Imagine, after the market collapsed you were forced to sell your auction-rate securities at a significant discount, even though you were advised beforehand that these securities were as safe as money-market funds. Then, at your arbitration hearing, one of the three panel members charged with deciding your case is an employee of another firm that also sold auction-rate securities. Do you expect you will receive a fair and unbiased hearing?  

That is the question posed by Jane Bryant Quinn in her commentary on today’s Bloomberg.com.

According to Ms. Quinn, the recent arbitration claims regarding auction-rate securities illustrate how the odds are stacked against investors in the securities-industry arbitration.

All claims exceeding $50,000 require that the panel of decision makers includes two public members and one industry representative. The industry rep often acts as the “talking head” for Wall Street. Their job is to explain the industry’s point of view to the others, but of course will likely be favoring the exact practices you are there to protest. To make matters worse, as a “specialist”, their opinion is considered superior and their input may be given greater weight.  

The industry and FINRA have always rejected investor lawyers’ wishes to rid the system of the industry position. However, last year when the Arbitration Fairness Act emerged in congress (containing a clause requiring all public members on panels) FINRA hedged their position, slightly. Just last week, FINRA announced a two-year pilot project that allows as many as 420 cases to be heard by the proposed all-public panel.
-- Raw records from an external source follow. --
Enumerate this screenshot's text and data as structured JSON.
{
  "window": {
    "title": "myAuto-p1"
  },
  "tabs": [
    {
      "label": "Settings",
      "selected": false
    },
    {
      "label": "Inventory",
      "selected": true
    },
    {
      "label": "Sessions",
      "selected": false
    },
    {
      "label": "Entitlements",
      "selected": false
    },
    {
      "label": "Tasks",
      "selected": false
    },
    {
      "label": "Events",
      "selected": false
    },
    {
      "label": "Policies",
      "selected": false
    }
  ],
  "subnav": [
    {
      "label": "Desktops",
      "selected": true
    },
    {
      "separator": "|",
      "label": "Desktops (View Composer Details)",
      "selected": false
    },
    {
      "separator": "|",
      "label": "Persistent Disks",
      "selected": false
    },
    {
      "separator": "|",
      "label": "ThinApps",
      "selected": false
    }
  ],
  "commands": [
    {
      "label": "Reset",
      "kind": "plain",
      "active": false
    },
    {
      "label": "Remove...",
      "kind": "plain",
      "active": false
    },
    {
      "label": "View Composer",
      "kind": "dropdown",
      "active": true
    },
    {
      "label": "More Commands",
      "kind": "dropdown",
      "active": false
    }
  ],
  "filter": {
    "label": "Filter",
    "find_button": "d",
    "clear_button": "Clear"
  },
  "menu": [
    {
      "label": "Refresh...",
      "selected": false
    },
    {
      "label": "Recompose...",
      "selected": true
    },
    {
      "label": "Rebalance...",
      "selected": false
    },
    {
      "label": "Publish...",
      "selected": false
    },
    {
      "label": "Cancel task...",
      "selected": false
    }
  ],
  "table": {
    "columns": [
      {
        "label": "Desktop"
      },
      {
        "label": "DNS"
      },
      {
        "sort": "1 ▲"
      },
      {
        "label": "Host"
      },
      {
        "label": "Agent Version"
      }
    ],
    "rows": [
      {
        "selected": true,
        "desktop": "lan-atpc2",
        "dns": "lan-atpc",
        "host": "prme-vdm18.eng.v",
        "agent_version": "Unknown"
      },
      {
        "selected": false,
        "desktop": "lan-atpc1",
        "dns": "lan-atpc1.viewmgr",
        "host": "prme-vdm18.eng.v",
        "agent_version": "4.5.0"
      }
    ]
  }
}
Many lawyers embraced the plan as a trivial, small step to fairness. But this path to fairness was interrupted by FINRA after the Public Investors Arbitration Bar Association (PIABA) asked that potential panelists who had worked for firms that originated or sold auction-rate securities be excluded from hearings on auction-rate cases. FINRA shot down the idea and decided arbitrators are merely required to disclose if they worked for firms that sold auction-rate securities, sold them themselves or supervised anyone who did after January 1, 2005. The decision to select those arbitrators will then be left in the lawyers’ hands.  

Though it sounds like a fair proposal, the decision has lawyers irritated. “The steam is coming out of my ears,” said Phillip Aidikoff of Aidikoff, Uhl & Bakhtiari. “Where are the people who speak for individual investors?” 

Panels are chosen by both sides of the case, and then ultimately named by FINRA. Each party gets three lists of eight names, randomly picked by a computer from the arbitrator pool (one list for the industry panel and two lists for the public members). Each side is permitted to strike up to four names for whatever reason they want, and rank the remaining four. Then FINRA chooses the arbitrators most acceptable for both parties.  Since the arbitrators involved with auction-rate securities are still in the panelists pool, it forces the lawyers to use up their challenges to get rid of them. These challenges may have been used for reasons such as ridding of someone whose awards consistently disfavor of the industry, or challenged for cause – meaning direct and definite bias or interest.

If you have an auction-rate case against a large brokerage firm and get an industry panelist from a different large firm, how can they award the investor damages when his company is up against the same charges? That question has yet to be answered by FINRA.